There are few dishes in America that have as much mythology as chop suey. Once the reigning staple of American Chinese restaurants, it’s a mix of assorted meats, vegetables and noodles in a starchy sauce usually served over rice. The name derives from the Mandarin tsa sui — literally, “miscellaneous leftovers.” Culinary historians and anthropologists debate the exact nature of its emergence in North America, but the general consensus is that it underwent a transformation from a Cantonese peasant staple to Americanized comfort food over the first half of the twentieth century. From art school dropouts to middle class families, many Americans found their first forays into “ethnic” dining through the Chinese restaurant.

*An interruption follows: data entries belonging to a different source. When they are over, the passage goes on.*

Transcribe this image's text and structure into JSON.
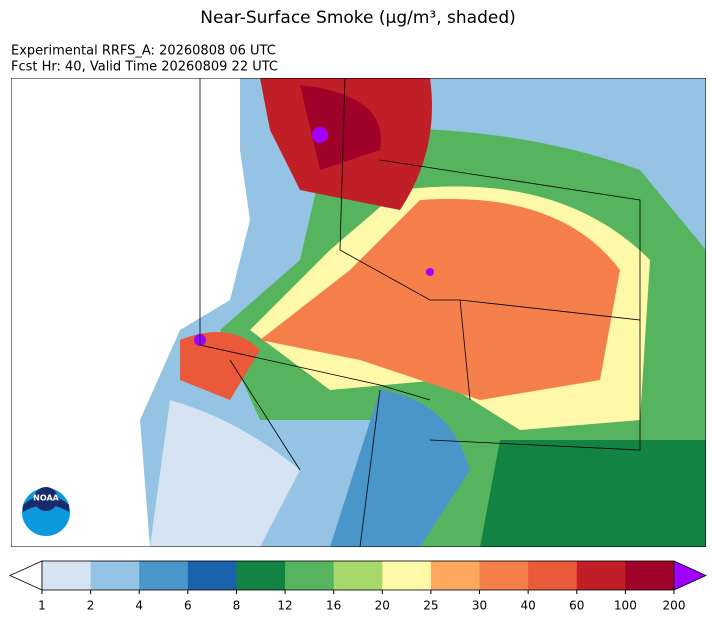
{
  "header": {
    "title": "Near-Surface Smoke (μg/m³, shaded)",
    "lines": [
      "Experimental RRFS_A: 20260808 06 UTC",
      "Fcst Hr: 40, Valid Time 20260809 22 UTC"
    ]
  },
  "logo": "NOAA",
  "colorbar": {
    "ticks": [
      1,
      2,
      4,
      6,
      8,
      12,
      16,
      20,
      25,
      30,
      40,
      60,
      100,
      200
    ],
    "colors": [
      "#d5e3f2",
      "#94c3e3",
      "#4a96ca",
      "#1a62ab",
      "#138343",
      "#57b45e",
      "#a6d86b",
      "#fef8a9",
      "#fda85d",
      "#f57f4b",
      "#e9593a",
      "#c11f28",
      "#a00229"
    ],
    "under_color": "#ffffff",
    "over_color": "#a000ff"
  }
}
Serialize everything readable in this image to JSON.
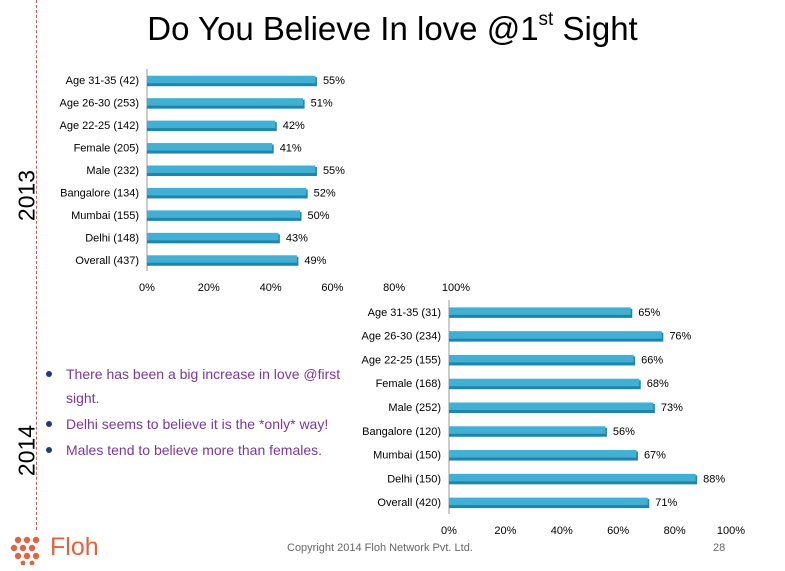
{
  "slide": {
    "title_main": "Do You Believe In love @1",
    "title_sup": "st",
    "title_end": " Sight",
    "copyright": "Copyright 2014 Floh Network Pvt. Ltd.",
    "page_number": "28",
    "logo_text": "Floh",
    "bullets": [
      "There has been a big increase in love @first sight.",
      "Delhi seems to believe it is the *only* way!",
      "Males tend to believe more than females."
    ],
    "colors": {
      "bar": "#3fb0d6",
      "bar_dark": "#1f86ab",
      "bullet_text": "#7b35a8",
      "logo": "#e8613c",
      "divider": "#d9534f"
    }
  },
  "chart_data": [
    {
      "type": "bar",
      "orientation": "horizontal",
      "group_label": "2013",
      "categories": [
        "Age 31-35 (42)",
        "Age 26-30 (253)",
        "Age 22-25 (142)",
        "Female (205)",
        "Male (232)",
        "Bangalore (134)",
        "Mumbai (155)",
        "Delhi (148)",
        "Overall (437)"
      ],
      "values": [
        55,
        51,
        42,
        41,
        55,
        52,
        50,
        43,
        49
      ],
      "value_labels": [
        "55%",
        "51%",
        "42%",
        "41%",
        "55%",
        "52%",
        "50%",
        "43%",
        "49%"
      ],
      "xlim": [
        0,
        100
      ],
      "xticks": [
        "0%",
        "20%",
        "40%",
        "60%",
        "80%",
        "100%"
      ],
      "grid": false
    },
    {
      "type": "bar",
      "orientation": "horizontal",
      "group_label": "2014",
      "categories": [
        "Age 31-35 (31)",
        "Age 26-30 (234)",
        "Age 22-25 (155)",
        "Female (168)",
        "Male (252)",
        "Bangalore (120)",
        "Mumbai (150)",
        "Delhi (150)",
        "Overall (420)"
      ],
      "values": [
        65,
        76,
        66,
        68,
        73,
        56,
        67,
        88,
        71
      ],
      "value_labels": [
        "65%",
        "76%",
        "66%",
        "68%",
        "73%",
        "56%",
        "67%",
        "88%",
        "71%"
      ],
      "xlim": [
        0,
        100
      ],
      "xticks": [
        "0%",
        "20%",
        "40%",
        "60%",
        "80%",
        "100%"
      ],
      "grid": false
    }
  ]
}
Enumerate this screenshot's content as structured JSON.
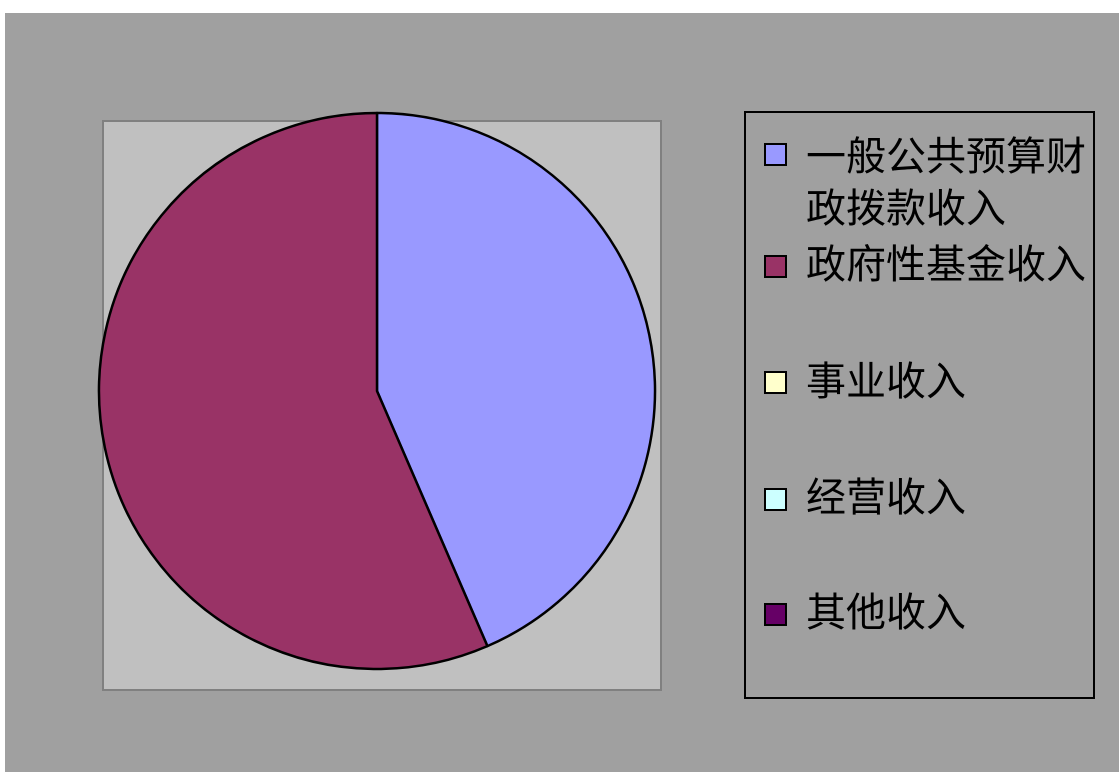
{
  "chart_data": {
    "type": "pie",
    "slices": [
      {
        "label": "一般公共预算财政拨款收入",
        "value": 43.5,
        "color": "#9999ff"
      },
      {
        "label": "政府性基金收入",
        "value": 56.5,
        "color": "#993366"
      },
      {
        "label": "事业收入",
        "value": 0,
        "color": "#ffffcc"
      },
      {
        "label": "经营收入",
        "value": 0,
        "color": "#ccffff"
      },
      {
        "label": "其他收入",
        "value": 0,
        "color": "#660066"
      }
    ],
    "legend_position": "right"
  }
}
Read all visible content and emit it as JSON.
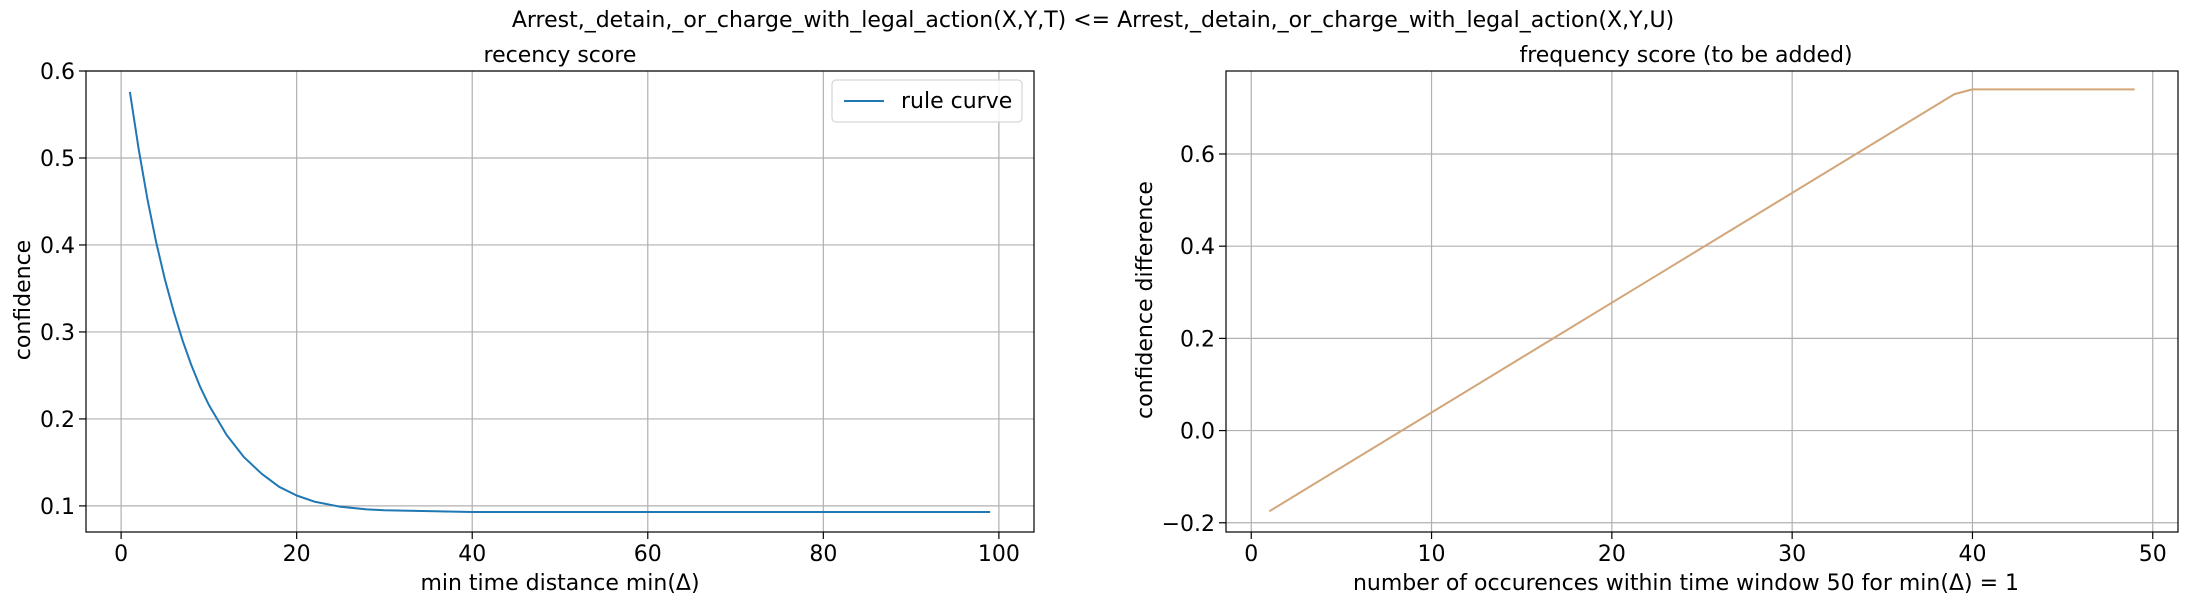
{
  "figure_title": "Arrest,_detain,_or_charge_with_legal_action(X,Y,T) <= Arrest,_detain,_or_charge_with_legal_action(X,Y,U)",
  "colors": {
    "recency_curve": "#1f77b4",
    "frequency_curve": "#d2a679",
    "grid": "#b0b0b0",
    "axes": "#000000"
  },
  "chart_data": [
    {
      "type": "line",
      "title": "recency score",
      "xlabel": "min time distance min(Δ)",
      "ylabel": "confidence",
      "xlim": [
        -4.0,
        104.0
      ],
      "ylim": [
        0.07,
        0.6
      ],
      "xticks": [
        0,
        20,
        40,
        60,
        80,
        100
      ],
      "xtick_labels": [
        "0",
        "20",
        "40",
        "60",
        "80",
        "100"
      ],
      "yticks": [
        0.1,
        0.2,
        0.3,
        0.4,
        0.5,
        0.6
      ],
      "ytick_labels": [
        "0.1",
        "0.2",
        "0.3",
        "0.4",
        "0.5",
        "0.6"
      ],
      "grid": true,
      "legend": {
        "position": "upper-right",
        "entries": [
          "rule curve"
        ]
      },
      "series": [
        {
          "name": "rule curve",
          "x": [
            1,
            2,
            3,
            4,
            5,
            6,
            7,
            8,
            9,
            10,
            12,
            14,
            16,
            18,
            20,
            22,
            25,
            28,
            30,
            35,
            40,
            50,
            60,
            70,
            80,
            90,
            99
          ],
          "y": [
            0.576,
            0.51,
            0.453,
            0.403,
            0.36,
            0.323,
            0.29,
            0.262,
            0.237,
            0.216,
            0.182,
            0.156,
            0.137,
            0.122,
            0.112,
            0.105,
            0.099,
            0.096,
            0.095,
            0.094,
            0.093,
            0.093,
            0.093,
            0.093,
            0.093,
            0.093,
            0.093
          ]
        }
      ]
    },
    {
      "type": "line",
      "title": "frequency score (to be added)",
      "xlabel": "number of occurences within time window 50 for min(Δ) = 1",
      "ylabel": "confidence difference",
      "xlim": [
        -1.4,
        51.4
      ],
      "ylim": [
        -0.22,
        0.78
      ],
      "xticks": [
        0,
        10,
        20,
        30,
        40,
        50
      ],
      "xtick_labels": [
        "0",
        "10",
        "20",
        "30",
        "40",
        "50"
      ],
      "yticks": [
        -0.2,
        0.0,
        0.2,
        0.4,
        0.6
      ],
      "ytick_labels": [
        "−0.2",
        "0.0",
        "0.2",
        "0.4",
        "0.6"
      ],
      "grid": true,
      "series": [
        {
          "x": [
            1,
            39,
            40,
            49
          ],
          "y": [
            -0.175,
            0.73,
            0.74,
            0.74
          ]
        }
      ]
    }
  ]
}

The thing about chop suey is that it’s a rather antiquated dish, kind of like those elaborate Jell-O molds or glazed hams with pineapple-and-cherry garnishes from the 1950s. It was pushed aside as an “inauthentic” concoction born in the U.S. in favor of “authentic” Chinese food. Nowadays, dishes like Cashew Chicken, Broccoli Beef or Orange Duck (again, mixing a meat with a vegetable/fruit/nut in any number of combinations) are far more popular for today’s palate. To order chop suey feels quaint or even awkward, like it’s from the time of smoking in supper clubs. Whenever I go out for Chinese food with my grandma, she will always order it even if it’s not on the menu. Instead, our server will point her towards the closest incarnation available, usually a kind of pan-fried noodle medley.
I noticed the signs announcing Orange Garden Restaurant on Irving Park at Damen immediately because of this throwback to chop suey, the thrill of going out to eat (or even ordering take out) so front and center. The typography here is a mix of everything together, just like the dish: the curved 1940s-feel to the text of the hanging sign (the “w” and “m” mirror each other, and that “e” mimics their curvature) meeting the 1950s diner feeling of the façade and the rigid font of the restaurant’s name on the building. The robin’s egg blue of the neon signs meshes perfectly with the tangerine façade, a mashup pleasing to the palate of the eyes.

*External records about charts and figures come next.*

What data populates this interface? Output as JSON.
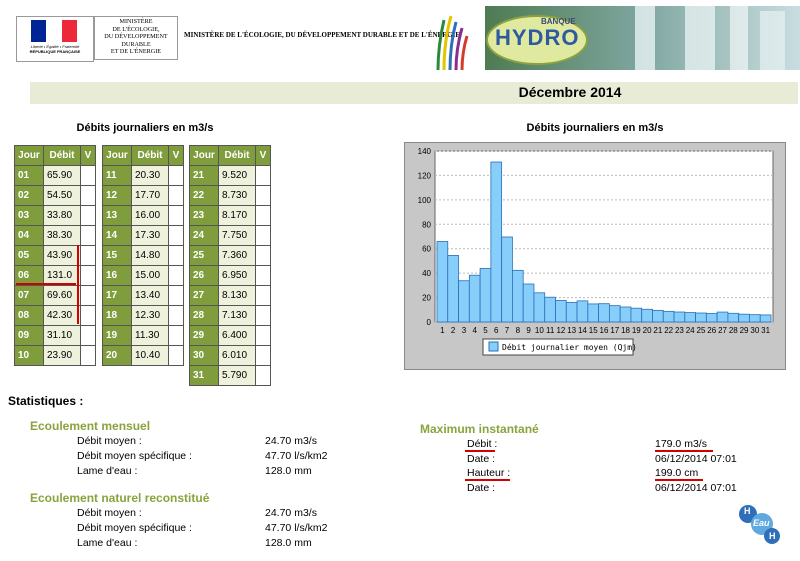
{
  "header": {
    "rf_motto": "Liberté • Égalité • Fraternité",
    "rf_name": "RÉPUBLIQUE FRANÇAISE",
    "ministry_box_lines": [
      "MINISTÈRE",
      "DE L'ÉCOLOGIE,",
      "DU DÉVELOPPEMENT",
      "DURABLE",
      "ET DE L'ÉNERGIE"
    ],
    "ministry_title": "MINISTÈRE DE L'ÉCOLOGIE, DU DÉVELOPPEMENT DURABLE ET DE L'ÉNERGIE",
    "banque_label": "BANQUE",
    "hydro_label": "HYDRO"
  },
  "month_title": "Décembre 2014",
  "table_section": {
    "title": "Débits journaliers en m3/s",
    "headers": {
      "day": "Jour",
      "flow": "Débit",
      "valid": "V"
    },
    "rows": [
      {
        "day": "01",
        "flow": "65.90"
      },
      {
        "day": "02",
        "flow": "54.50"
      },
      {
        "day": "03",
        "flow": "33.80"
      },
      {
        "day": "04",
        "flow": "38.30"
      },
      {
        "day": "05",
        "flow": "43.90"
      },
      {
        "day": "06",
        "flow": "131.0"
      },
      {
        "day": "07",
        "flow": "69.60"
      },
      {
        "day": "08",
        "flow": "42.30"
      },
      {
        "day": "09",
        "flow": "31.10"
      },
      {
        "day": "10",
        "flow": "23.90"
      },
      {
        "day": "11",
        "flow": "20.30"
      },
      {
        "day": "12",
        "flow": "17.70"
      },
      {
        "day": "13",
        "flow": "16.00"
      },
      {
        "day": "14",
        "flow": "17.30"
      },
      {
        "day": "15",
        "flow": "14.80"
      },
      {
        "day": "16",
        "flow": "15.00"
      },
      {
        "day": "17",
        "flow": "13.40"
      },
      {
        "day": "18",
        "flow": "12.30"
      },
      {
        "day": "19",
        "flow": "11.30"
      },
      {
        "day": "20",
        "flow": "10.40"
      },
      {
        "day": "21",
        "flow": "9.520"
      },
      {
        "day": "22",
        "flow": "8.730"
      },
      {
        "day": "23",
        "flow": "8.170"
      },
      {
        "day": "24",
        "flow": "7.750"
      },
      {
        "day": "25",
        "flow": "7.360"
      },
      {
        "day": "26",
        "flow": "6.950"
      },
      {
        "day": "27",
        "flow": "8.130"
      },
      {
        "day": "28",
        "flow": "7.130"
      },
      {
        "day": "29",
        "flow": "6.400"
      },
      {
        "day": "30",
        "flow": "6.010"
      },
      {
        "day": "31",
        "flow": "5.790"
      }
    ]
  },
  "chart_section": {
    "title": "Débits journaliers en m3/s"
  },
  "chart_data": {
    "type": "bar",
    "categories": [
      "1",
      "2",
      "3",
      "4",
      "5",
      "6",
      "7",
      "8",
      "9",
      "10",
      "11",
      "12",
      "13",
      "14",
      "15",
      "16",
      "17",
      "18",
      "19",
      "20",
      "21",
      "22",
      "23",
      "24",
      "25",
      "26",
      "27",
      "28",
      "29",
      "30",
      "31"
    ],
    "series": [
      {
        "name": "Débit journalier moyen (Qjm)",
        "values": [
          65.9,
          54.5,
          33.8,
          38.3,
          43.9,
          131.0,
          69.6,
          42.3,
          31.1,
          23.9,
          20.3,
          17.7,
          16.0,
          17.3,
          14.8,
          15.0,
          13.4,
          12.3,
          11.3,
          10.4,
          9.52,
          8.73,
          8.17,
          7.75,
          7.36,
          6.95,
          8.13,
          7.13,
          6.4,
          6.01,
          5.79
        ]
      }
    ],
    "y_ticks": [
      "0",
      "20",
      "40",
      "60",
      "80",
      "100",
      "120",
      "140"
    ],
    "ylim": [
      0,
      140
    ],
    "grid": true,
    "legend": "bottom",
    "bar_color": "#87cefa"
  },
  "stats": {
    "title": "Statistiques :",
    "monthly": {
      "heading": "Ecoulement mensuel",
      "rows": [
        {
          "label": "Débit moyen :",
          "value": "24.70 m3/s"
        },
        {
          "label": "Débit moyen spécifique :",
          "value": "47.70 l/s/km2"
        },
        {
          "label": "Lame d'eau :",
          "value": "128.0 mm"
        }
      ]
    },
    "natural": {
      "heading": "Ecoulement naturel reconstitué",
      "rows": [
        {
          "label": "Débit moyen :",
          "value": "24.70 m3/s"
        },
        {
          "label": "Débit moyen spécifique :",
          "value": "47.70 l/s/km2"
        },
        {
          "label": "Lame d'eau :",
          "value": "128.0 mm"
        }
      ]
    },
    "maximum": {
      "heading": "Maximum instantané",
      "rows": [
        {
          "label": "Débit :",
          "value": "179.0 m3/s"
        },
        {
          "label": "Date :",
          "value": "06/12/2014 07:01"
        },
        {
          "label": "Hauteur :",
          "value": "199.0 cm"
        },
        {
          "label": "Date :",
          "value": "06/12/2014 07:01"
        }
      ]
    }
  },
  "footer_logo": {
    "letters": [
      "H",
      "Eau",
      "H"
    ]
  },
  "colors": {
    "accent_green": "#7f9d3c",
    "heading_green": "#8aa33d",
    "highlight_red": "#d30000"
  }
}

Western at Lincoln//1.30.2014
It seems improper to not bring up Chicago’s relationship with Helvetica.
After growing up in Milwaukee and then living in Japan and Seattle for nearly a decade, coming to an urban area where one typeface permeates the landscape has been a first. The most obvious place you’ll find Helvetica is proudly announcing the CTA stops and on city maps.
I like to revisit Helvetica, the 2007 Gary Hustwit documentary, from time to time. As the film so brilliantly shows, Helvetica has it all, and for that reason people are bound to either love it or hate it. It can be beautiful, simple, bland, intellectual, utilitarian, egalitarian, dull or even oppressive, depending on where you look. It could be a deliberate, conscious choice or a total cop out. No matter what, it is undeniably here to stay and will pop up in interesting ways in any urban landscape. That typeface has a charming balance of ubiquity and playfulness, and as a modernism fangirl it still thrills me to no end that I see it daily.

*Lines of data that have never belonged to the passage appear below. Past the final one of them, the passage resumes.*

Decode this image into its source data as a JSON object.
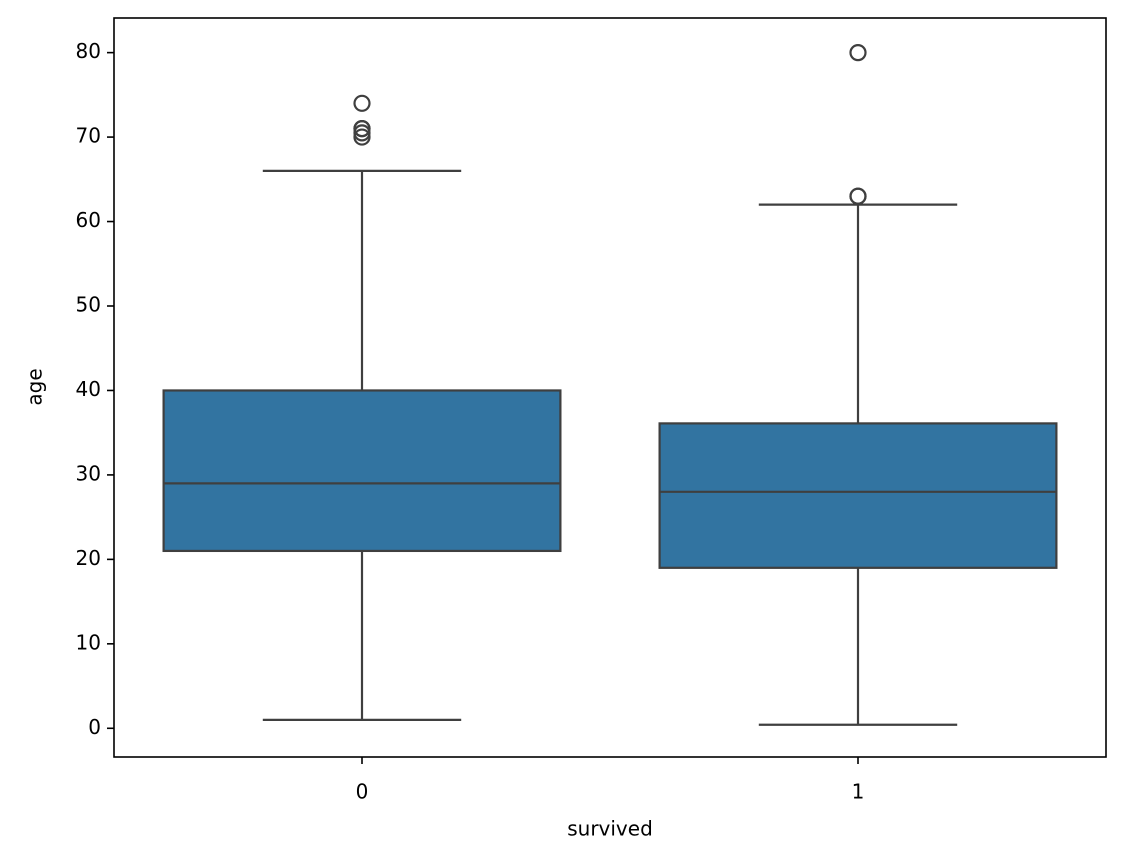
{
  "chart_data": {
    "type": "box",
    "x_label": "survived",
    "y_label": "age",
    "categories": [
      "0",
      "1"
    ],
    "color": "#3274a1",
    "line_color": "#3f3f3f",
    "boxes": [
      {
        "min": 1,
        "q1": 21,
        "median": 29,
        "q3": 40,
        "max": 66,
        "outliers": [
          70,
          70.5,
          71,
          71,
          74
        ]
      },
      {
        "min": 0.42,
        "q1": 19,
        "median": 28,
        "q3": 36.1,
        "max": 62,
        "outliers": [
          63,
          63,
          80
        ]
      }
    ],
    "ylim": [
      -3.4,
      84.1
    ],
    "yticks": [
      0,
      10,
      20,
      30,
      40,
      50,
      60,
      70,
      80
    ]
  }
}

Since Helvetica’s 50th anniversary in 2007, if not earlier, it seems to have found its way back into the collective eye. Especially with the explosion of sites like Etsy, where independent crafters and makers take production into their own hands and to the masses, everyone can enjoy a little slice of typography appreciation and let the world know it. There are t-shirts that read “Helvetica” in Helvetica which garner reactions ranging from eye rolls to pick up lines. At a knitting store a few months ago, I spied a young woman carrying a tote bag that immediately pinned her as a language nerd and a Helvetica fan.
It reads: “some days feel like Helvetica”
In some ways, that has become my mantra akin to something like “This Too Shall Pass.” Some days I revel in the comfort of the familiar, the “everything is going to be OK.” Some days I want to be told what to do. Some days I want to play. Some days are boring. Some are beautiful.